The researchers propose that automated rules flag samples with high turbidity or delayed processing. For instance, they observed that 96% of direct bilirubin alarms were triggered by turbidity rather than lipemia, while 50% of low glucose results were linked to delayed separation.
The authors highlight two specific rules: one for turbidity or lipemia detection and another for identifying pseudohypoglycemia or pseudohyperkalemia. These tools act as digital gatekeepers to prevent the release of potentially erroneous patient data.
The authors indicate that standard centrifugation is necessary to resolve turbidity issues. If samples remain cloudy, they suggest that higher speeds and longer durations are required to effectively clear truly lipemic specimens.
The study utilizes laboratory alarm data to evaluate performance. Specifically, they analyzed 98% of alanine transaminase alarms and 30% of high potassium results to quantify the frequency of preanalytical interference.

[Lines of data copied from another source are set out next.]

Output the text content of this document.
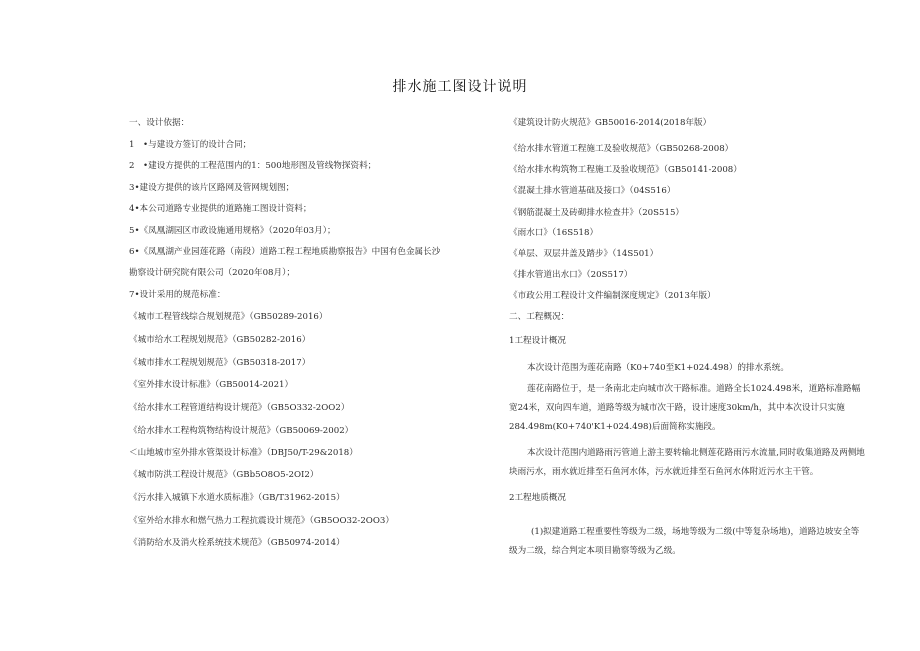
排水施工图设计说明
一、设计依据：
1　•与建设方签订的设计合同；
2　•建设方提供的工程范围内的1：500地形图及管线物探资料；
3•建设方提供的该片区路网及管网规划图；
4•本公司道路专业提供的道路施工图设计资料；
5•《凤凰湖园区市政设施通用规格》（2020年03月）；
6•《凤凰湖产业园莲花路（南段）道路工程工程地质勘察报告》中国有色金属长沙
勘察设计研究院有限公司（2020年08月）；
7•设计采用的规范标准：
《城市工程管线综合规划规范》（GB50289-2016）
《城市给水工程规划规范》（GB50282-2016）
《城市排水工程规划规范》（GB50318-2017）
《室外排水设计标准》（GB50014-2021）
《给水排水工程管道结构设计规范》（GB5O332-2OO2）
《给水排水工程构筑物结构设计规范》（GB50069-2002）
＜山地城市室外排水管渠设计标准》（DBJ50/T-29&2018）
《城市防洪工程设计规范》（GBb5O8O5-2OI2）
《污水排入城镇下水道水质标准》（GB/T31962-2015）
《室外给水排水和燃气热力工程抗震设计规范》（GB5OO32-2OO3）
《消防给水及消火栓系统技术规范》（GB50974-2014）
《建筑设计防火规范》GB50016-2014(2018年版）
《给水排水管道工程施工及验收规范》（GB50268-2008）
《给水排水构筑物工程施工及验收规范》（GB50141-2008）
《混凝土排水管道基础及接口》（04S516）
《钢筋混凝土及砖砌排水检查井》（20S515）
《雨水口》（16S518）
《单层、双层井盖及踏步》（14S501）
《排水管道出水口》（20S517）
《市政公用工程设计文件编制深度规定》（2013年版）
二、工程概况：
1工程设计概况
本次设计范围为莲花南路（K0+740至K1+024.498）的排水系统。
莲花南路位于，是一条南北走向城市次干路标准。道路全长1024.498米，道路标准路幅宽24米，双向四车道，道路等级为城市次干路，设计速度30km∕h，其中本次设计只实施284.498m(K0+740'K1+024.498)后面简称实施段。
本次设计范围内道路雨污管道上游主要转输北侧莲花路雨污水流量,同时收集道路及两侧地块雨污水，雨水就近排至石鱼河水体，污水就近排至石鱼河水体附近污水主干管。
2工程地质概况
(1)拟建道路工程重要性等级为二级，场地等级为二级(中等复杂场地)，道路边坡安全等级为二级，综合判定本项目勘察等级为乙级。
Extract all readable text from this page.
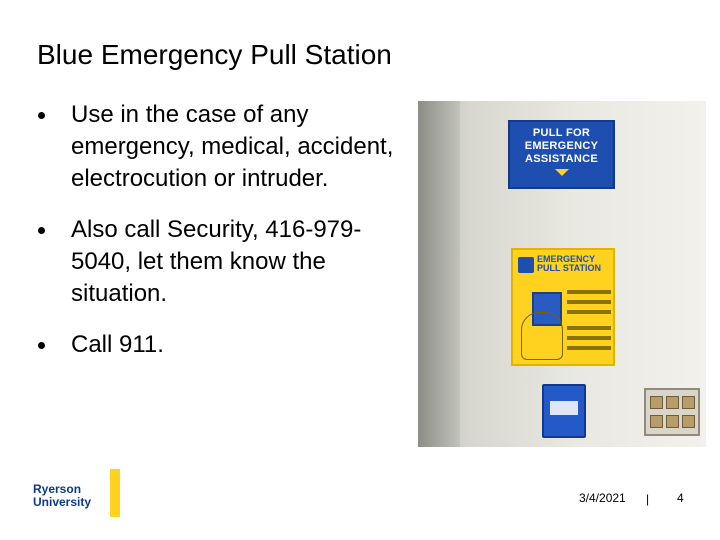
Blue Emergency Pull Station
Use in the case of any emergency, medical, accident, electrocution or intruder.
Also call Security, 416-979-5040, let them know the situation.
Call 911.
PULL FOR
EMERGENCY
ASSISTANCE
EMERGENCY
PULL STATION
Ryerson
University	3/4/2021 | 4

The researchers measured the frequency of specific alarms against actual sample conditions. They found that 95% of aspartate transaminase alarms were caused by turbidity, whereas 30% of potassium results exceeding 6.0 mmol/L were associated with delayed separation.
The researchers propose that these automated systems are essential for preventing the reporting of incorrect results. They claim that such digital oversight improves overall laboratory quality by catching errors that might otherwise go unnoticed.